Still, inspiration can’t be taught. And the MFA degree, unlike the JD or MD, doesn’t always segue nicely into the career you have trained for. Ernest Hemingway, James Joyce and Robert Frost achieved literary brilliance and success without the benefit of an MFA. Considering all this, why enroll in an MFA program at all?
Apparently, there are plenty of reasons.
“An MFA program gives you the gift of making writing into your primary responsibility,” said Miriam Lawrence, a second-year MFA student at the University. “I wanted the opportunity to meet and work with a lot of talented writers with a variety of voices and interests.”
MFA programs, especially stipend-giving programs like Michigan’s, afford precious time for budding writers to focus exclusively on writing. Plus, the degree provides graduates with a sort of tangible affirmation of their dedication to fiction.
“I always wrote stories ever since I was really young. And I just wanted the official degree. In Hollywood, there was no time to really focus on your writing,” said McLaughlin, referring to her motives for pursuing an MFA degree.
And while an MFA doesn’t necessarily translate into a successful writing career, it certainly helps jumpstart the process.
“There is one thing that an MFA from a place like Michigan does: It gets you really serious attention when you send work out,” Pollack said. “(It’s like) you have a seal of approval. You get read much quicker and with a lot more enthusiasm.”
Granted, not all MFA graduates go on to careers full of publishing and book tours. While a lucky few secure fellowships and professorships, a lot of graduates seek part-time jobs to support themselves while they try to get their work published.
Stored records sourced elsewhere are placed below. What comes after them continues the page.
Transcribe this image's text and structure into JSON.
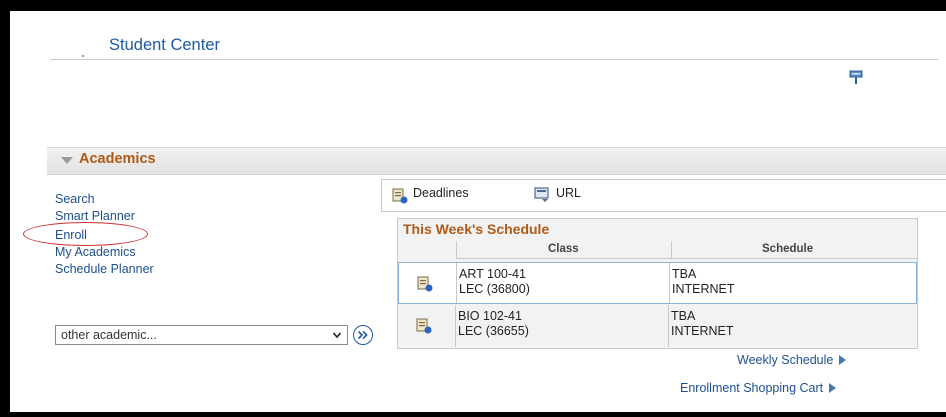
{
  "header": {
    "title": "Student Center"
  },
  "academics": {
    "title": "Academics",
    "links": [
      "Search",
      "Smart Planner",
      "Enroll",
      "My Academics",
      "Schedule Planner"
    ],
    "select": {
      "value": "other academic..."
    }
  },
  "quick_links": {
    "deadlines": "Deadlines",
    "url": "URL"
  },
  "schedule": {
    "heading": "This Week's Schedule",
    "columns": [
      "Class",
      "Schedule"
    ],
    "rows": [
      {
        "class_line1": "ART 100-41",
        "class_line2": "LEC (36800)",
        "sched_line1": "TBA",
        "sched_line2": "INTERNET"
      },
      {
        "class_line1": "BIO 102-41",
        "class_line2": "LEC (36655)",
        "sched_line1": "TBA",
        "sched_line2": "INTERNET"
      }
    ]
  },
  "footer": {
    "weekly": "Weekly Schedule",
    "cart": "Enrollment Shopping Cart"
  },
  "colors": {
    "link": "#1d4f8e",
    "accent": "#b05a17",
    "annotation": "#c83232"
  }
}
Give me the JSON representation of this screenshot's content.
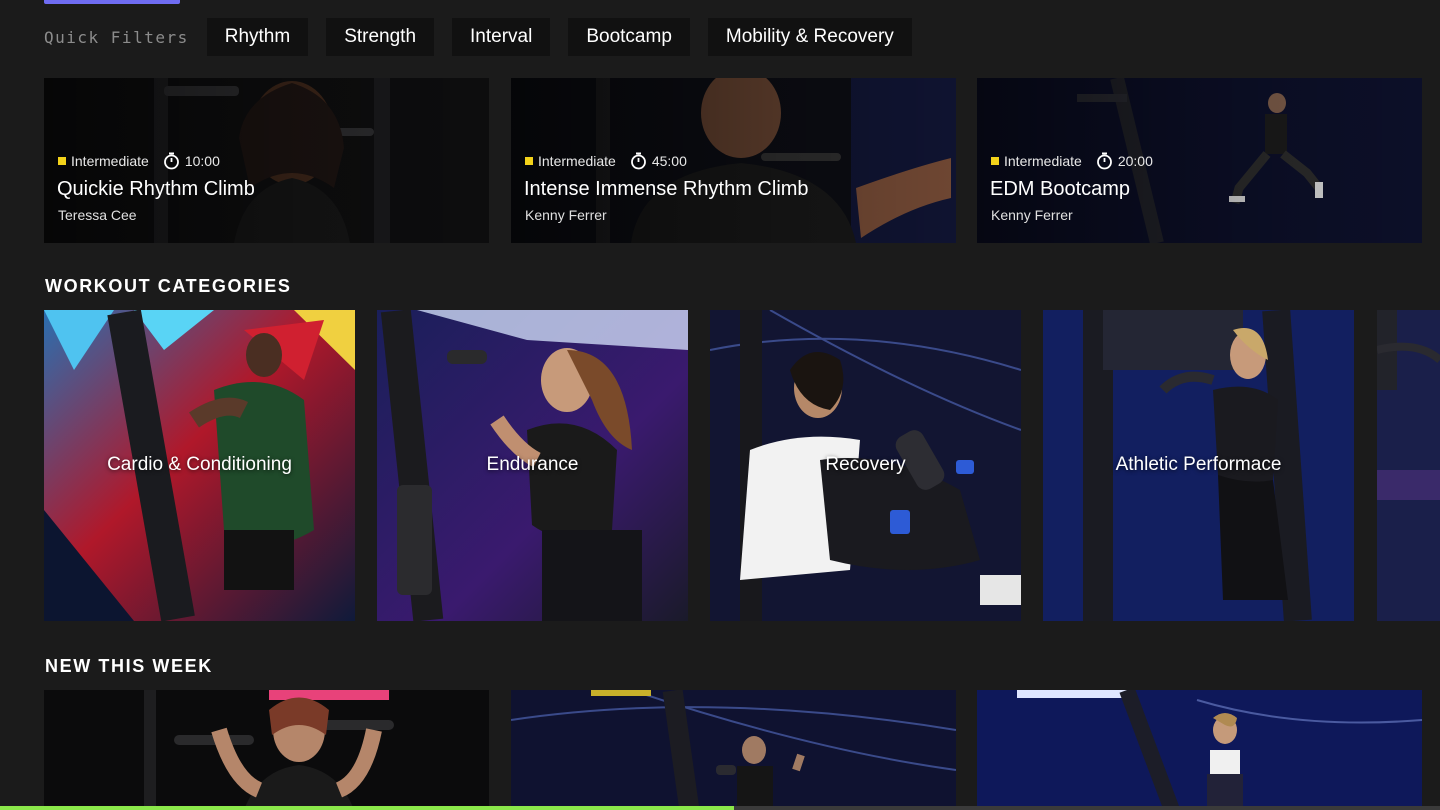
{
  "quick_filters": {
    "label": "Quick Filters",
    "chips": [
      "Rhythm",
      "Strength",
      "Interval",
      "Bootcamp",
      "Mobility & Recovery"
    ]
  },
  "classes": [
    {
      "level": "Intermediate",
      "duration": "10:00",
      "title": "Quickie Rhythm Climb",
      "coach": "Teressa Cee"
    },
    {
      "level": "Intermediate",
      "duration": "45:00",
      "title": "Intense Immense Rhythm Climb",
      "coach": "Kenny Ferrer"
    },
    {
      "level": "Intermediate",
      "duration": "20:00",
      "title": "EDM Bootcamp",
      "coach": "Kenny Ferrer"
    }
  ],
  "workout_categories": {
    "heading": "WORKOUT CATEGORIES",
    "tiles": [
      "Cardio & Conditioning",
      "Endurance",
      "Recovery",
      "Athletic Performace"
    ]
  },
  "new_this_week": {
    "heading": "NEW THIS WEEK"
  },
  "colors": {
    "background": "#1b1b1b",
    "chip_bg": "#111111",
    "level_badge": "#f3d21a",
    "accent_top": "#6f6cf2",
    "progress": "#8be84a"
  },
  "scroll_progress": 0.51,
  "icons": [
    "timer-icon",
    "level-indicator-icon"
  ]
}
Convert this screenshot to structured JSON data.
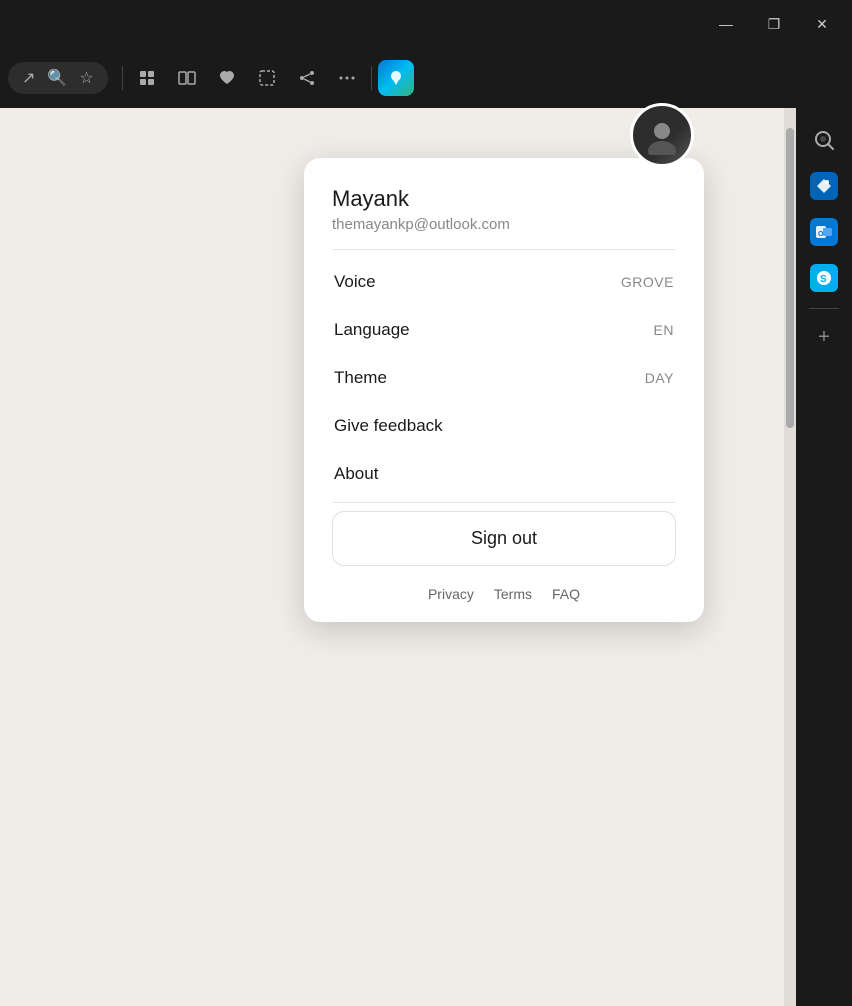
{
  "titleBar": {
    "minimizeLabel": "—",
    "restoreLabel": "❐",
    "closeLabel": "✕"
  },
  "toolbar": {
    "icons": [
      "↗",
      "🔍",
      "☆"
    ]
  },
  "user": {
    "name": "Mayank",
    "email": "themayankp@outlook.com",
    "avatarInitial": "👤"
  },
  "menuItems": [
    {
      "label": "Voice",
      "value": "GROVE"
    },
    {
      "label": "Language",
      "value": "EN"
    },
    {
      "label": "Theme",
      "value": "DAY"
    },
    {
      "label": "Give feedback",
      "value": ""
    },
    {
      "label": "About",
      "value": ""
    }
  ],
  "signOutLabel": "Sign out",
  "footerLinks": [
    {
      "label": "Privacy"
    },
    {
      "label": "Terms"
    },
    {
      "label": "FAQ"
    }
  ],
  "sidebar": {
    "searchIcon": "🔍",
    "addLabel": "+"
  }
}
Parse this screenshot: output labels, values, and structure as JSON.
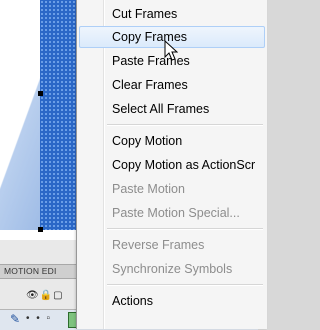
{
  "timeline": {
    "panel_label": "MOTION EDI",
    "layer_icons": "👁🔒▢"
  },
  "context_menu": {
    "items": [
      {
        "label": "Cut Frames",
        "enabled": true
      },
      {
        "label": "Copy Frames",
        "enabled": true,
        "hovered": true
      },
      {
        "label": "Paste Frames",
        "enabled": true
      },
      {
        "label": "Clear Frames",
        "enabled": true
      },
      {
        "label": "Select All Frames",
        "enabled": true
      },
      {
        "label": "Copy Motion",
        "enabled": true
      },
      {
        "label": "Copy Motion as ActionScr",
        "enabled": true
      },
      {
        "label": "Paste Motion",
        "enabled": false
      },
      {
        "label": "Paste Motion Special...",
        "enabled": false
      },
      {
        "label": "Reverse Frames",
        "enabled": false
      },
      {
        "label": "Synchronize Symbols",
        "enabled": false
      },
      {
        "label": "Actions",
        "enabled": true
      }
    ]
  },
  "colors": {
    "shape_fill": "#2a67c7",
    "hover_highlight": "#dbeafb",
    "disabled_text": "#8d8d8d",
    "tween_frames": "#7ec37e"
  }
}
This is all in the risk of pursuing an MFA. But with a program like Michigan’s, the risk happens to be much smaller.
It’s not clear if the success of MFA programs like Michigan’s depends upon the surfeit of time students have to sharpen their writing, the workshop process of critiquing other’s work and consuming new, variegated ideas, the interaction with exceptional faculty or an intricate combination of it all. It’s not even clear if MFA programs are in fact responsible for good writing — maybe it’s all in the writer, not the program.
But with an expanding rolodex of successful alumni, one thing is clear: Something is working.